I’m certainly interested in people feeling the “guinea pig syndrome” in trying new treatments, but I think that while some people fear the new, for many people the objection to a trial is in not getting the new approach. Regardless, at the present time some of our problems controlled by investigators/physicians who write protocols that are too restrictive and “cherry picking”, or they don’t prioritize trial options when speaking with patients. Other obstacles are controlled by patients reluctant to try anything “investigational”, or else unwilling to accept being randomized to a treatment and not receiving the non-standard treatment they have decided is critically important.
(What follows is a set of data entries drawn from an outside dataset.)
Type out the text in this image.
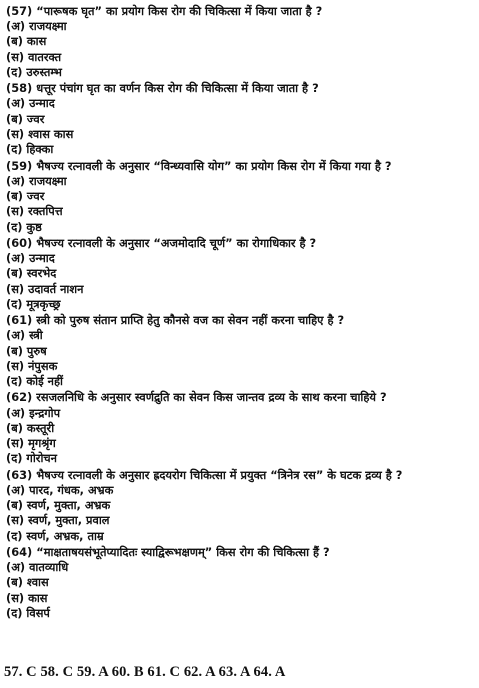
(57) “पारूषक घृत” का प्रयोग किस रोग की चिकित्सा में किया जाता है ?
(अ) राजयक्ष्मा
(ब) कास
(स) वातरक्त
(द) उरुस्तम्भ
(58) धत्तूर पंचांग घृत का वर्णन किस रोग की चिकित्सा में किया जाता है ?
(अ) उन्माद
(ब) ज्वर
(स) श्वास कास
(द) हिक्का
(59) भैषज्य रत्नावली के अनुसार “विन्ध्यवासि योग” का प्रयोग किस रोग में किया गया है ?
(अ) राजयक्ष्मा
(ब) ज्वर
(स) रक्तपित्त
(द) कुष्ठ
(60) भैषज्य रत्नावली के अनुसार “अजमोदादि चूर्ण” का रोगाधिकार है ?
(अ) उन्माद
(ब) स्वरभेद
(स) उदावर्त नाशन
(द) मूत्रकृच्छ्र
(61) स्त्री को पुरुष संतान प्राप्ति हेतु कौनसे वज का सेवन नहीं करना चाहिए है ?
(अ) स्त्री
(ब) पुरुष
(स) नंपुसक
(द) कोई नहीं
(62) रसजलनिधि के अनुसार स्वर्णद्रुति का सेवन किस जान्तव द्रव्य के साथ करना चाहिये ?
(अ) इन्द्रगोप
(ब) कस्तूरी
(स) मृगश्रृंग
(द) गोरोचन
(63) भैषज्य रत्नावली के अनुसार ह्रदयरोग चिकित्सा में प्रयुक्त “त्रिनेत्र रस” के घटक द्रव्य है ?
(अ) पारद, गंधक, अभ्रक
(ब) स्वर्ण, मुक्ता, अभ्रक
(स) स्वर्ण, मुक्ता, प्रवाल
(द) स्वर्ण, अभ्रक, ताम्र
(64) “माक्षताषयसंभूतेप्यादितः स्याद्विरूभक्षणम्” किस रोग की चिकित्सा हैं ?
(अ) वातव्याधि
(ब) श्वास
(स) कास
(द) विसर्प
57. C 58. C 59. A 60. B 61. C 62. A 63. A 64. A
But we all need to do better if we’re going to move the field forward and improve our survival results in the next five years compared to the last five years. Clinical trials, including randomized ones and even placebo-controlled ones, are an important driver of the evolution of our understanding of cancer and its best treatment.
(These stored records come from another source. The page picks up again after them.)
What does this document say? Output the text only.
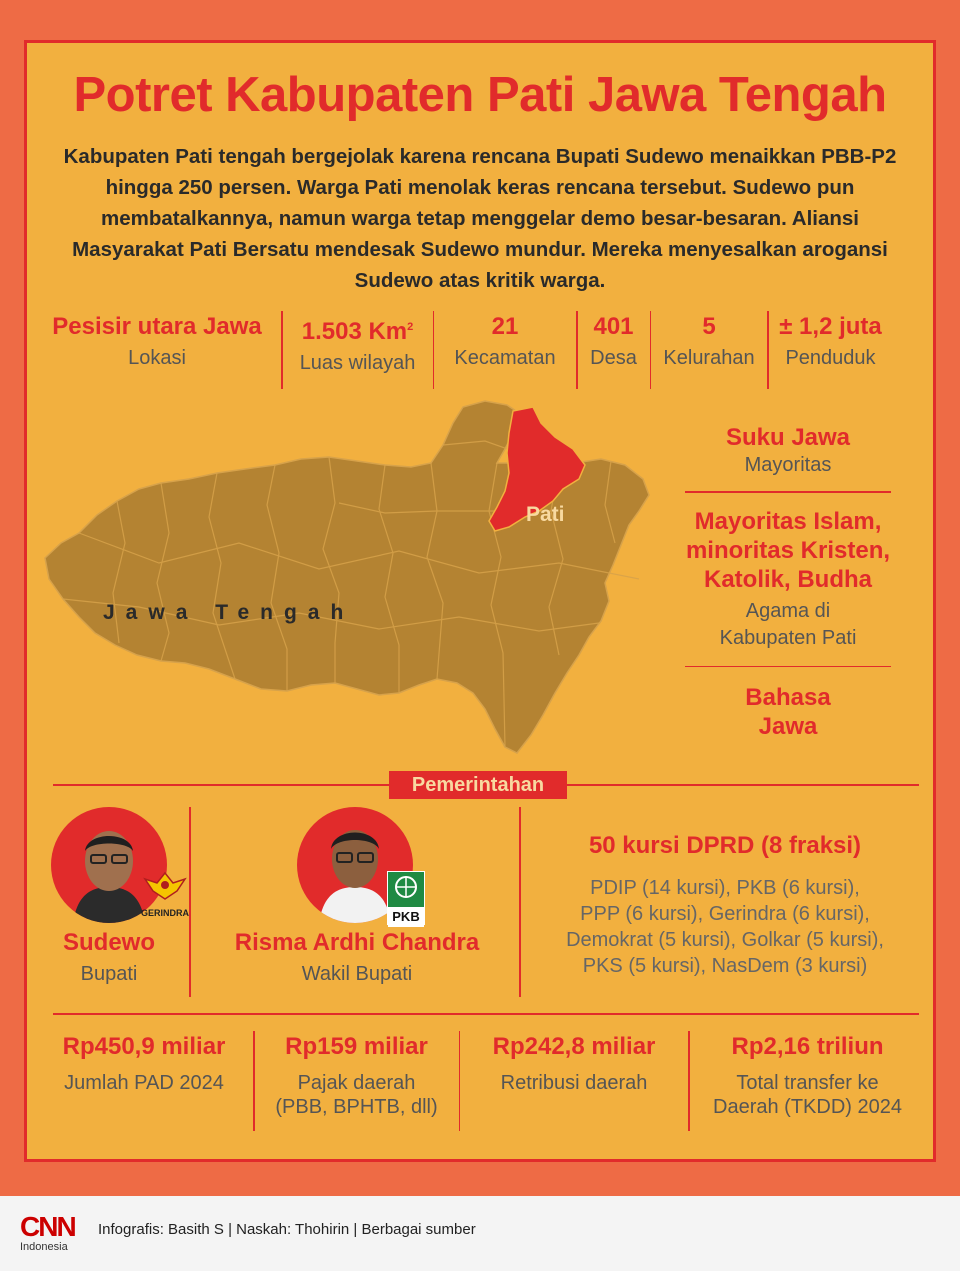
Potret Kabupaten Pati Jawa Tengah

Kabupaten Pati tengah bergejolak karena rencana Bupati Sudewo menaikkan PBB-P2 hingga 250 persen. Warga Pati menolak keras rencana tersebut. Sudewo pun membatalkannya, namun warga tetap menggelar demo besar-besaran. Aliansi Masyarakat Pati Bersatu mendesak Sudewo mundur. Mereka menyesalkan arogansi Sudewo atas kritik warga.

Pesisir utara Jawa
Lokasi
1.503 Km$^2$
Luas wilayah
21
Kecamatan
401
Desa
5
Kelurahan
± 1,2 juta
Penduduk
Pati
Jawa Tengah
Suku Jawa
Mayoritas
Mayoritas Islam,
minoritas Kristen,
Katolik, Budha
Agama di
Kabupaten Pati
Bahasa
Jawa
Pemerintahan
GERINDRA
Sudewo
Bupati
PKB
Risma Ardhi Chandra
Wakil Bupati
50 kursi DPRD (8 fraksi)
PDIP (14 kursi), PKB (6 kursi),
PPP (6 kursi), Gerindra (6 kursi),
Demokrat (5 kursi), Golkar (5 kursi),
PKS (5 kursi), NasDem (3 kursi)
Rp450,9 miliar
Jumlah PAD 2024
Rp159 miliar
Pajak daerah
(PBB, BPHTB, dll)
Rp242,8 miliar
Retribusi daerah
Rp2,16 triliun
Total transfer ke
Daerah (TKDD) 2024
CNN
Indonesia
Infografis: Basith S | Naskah: Thohirin | Berbagai sumber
3 Responses to Overcoming Obstacles in Lung Cancer Trial Participation

  • Karen says:

    My husband participated in clincial trails, we were trying to find a new drug, a cure maybe?, it gave us hope. Dana-Farber and Jimmy Fund where so supportive of this, they have many clinical studies for SCLC, even for ED disease. I can honestly say that the care Eric received during this trail was exceptional, he was monitored 24/7, the nurses were the best at what they do, it was truly amazing the care and monitoring he received. I think the sad thing is like Eric, his cancer was so aggressive, he had to stop and go right to chemo they knew might hold the cancer at bay…people with this disease don’t have any or many good months to try these sometimes. He was 35 and strong and willing to do it, and was able to tolerate it better than topotecan…
    It made Eric say more than once, maybe just maybe I helped the future of this disease alittle bit, He was happy to do it, and it gave us hope that we were going to find the wonder drug!
    I pray that soon someone will find the mix.

  • myrtle says:

    I remain a bit confused about clinical trials. When I was diagnosed, that was one of the first things I asked about, but was told by my local Onc and MD Anderson where I had gone for a second opinion, that I was not an appropriate candidate. By the time I was able to do some research on my own, I found out that I was not eligible for most trials because by then I had previous treatment. I still continue to look because I have been treated with almost everything approved, but cannot find anything that I am eligible for or that does not sound like a different cocktail of what I have already had. I know that things have changed a bit from when I was diagnosed in 2005 and maybe if my diagnosis was today, there would be more options presented up front. I still do not know how someone with multiple prior treatments can get into anything meaningful.
    Myrtle

  • Dr. West says:

    Myrtle,

    You’re right that trials for previously treated patients are pretty hard to come by. I think it would be helpful to have more studies with liberal eligibility criteria. Frankly, many drug companies would love to see their drugs used as first or second line treatments, not approved as 4th or 5th line therapy, because the pool of patients who are candidates for such late treatment is so small compare with the larger first line population. So trials that allow heavily pretreated patients are often a lower priority. But my trials in never-smokers or BAC, one with sutent and another with nexavar as single agents, don’t restrict based on prior therapies. I try to practice what I preach. But there’s a long way to go in getting more relaxed entry criteria for clinical trials.

    Karen,

    Thanks for bringing up a couple of the important advantages of participating in clinical trials, when they’re available options. They can bring additional hope, and they do lead to progress in the field. Some fortunate patients on the original trials with drugs like iressa and tarceva were the first ones to get a major benefit with these agents, and their participation led to our growing understanding of these agents and their approval (subsequently reversed for iressa) and widespread use for lung cancer patients.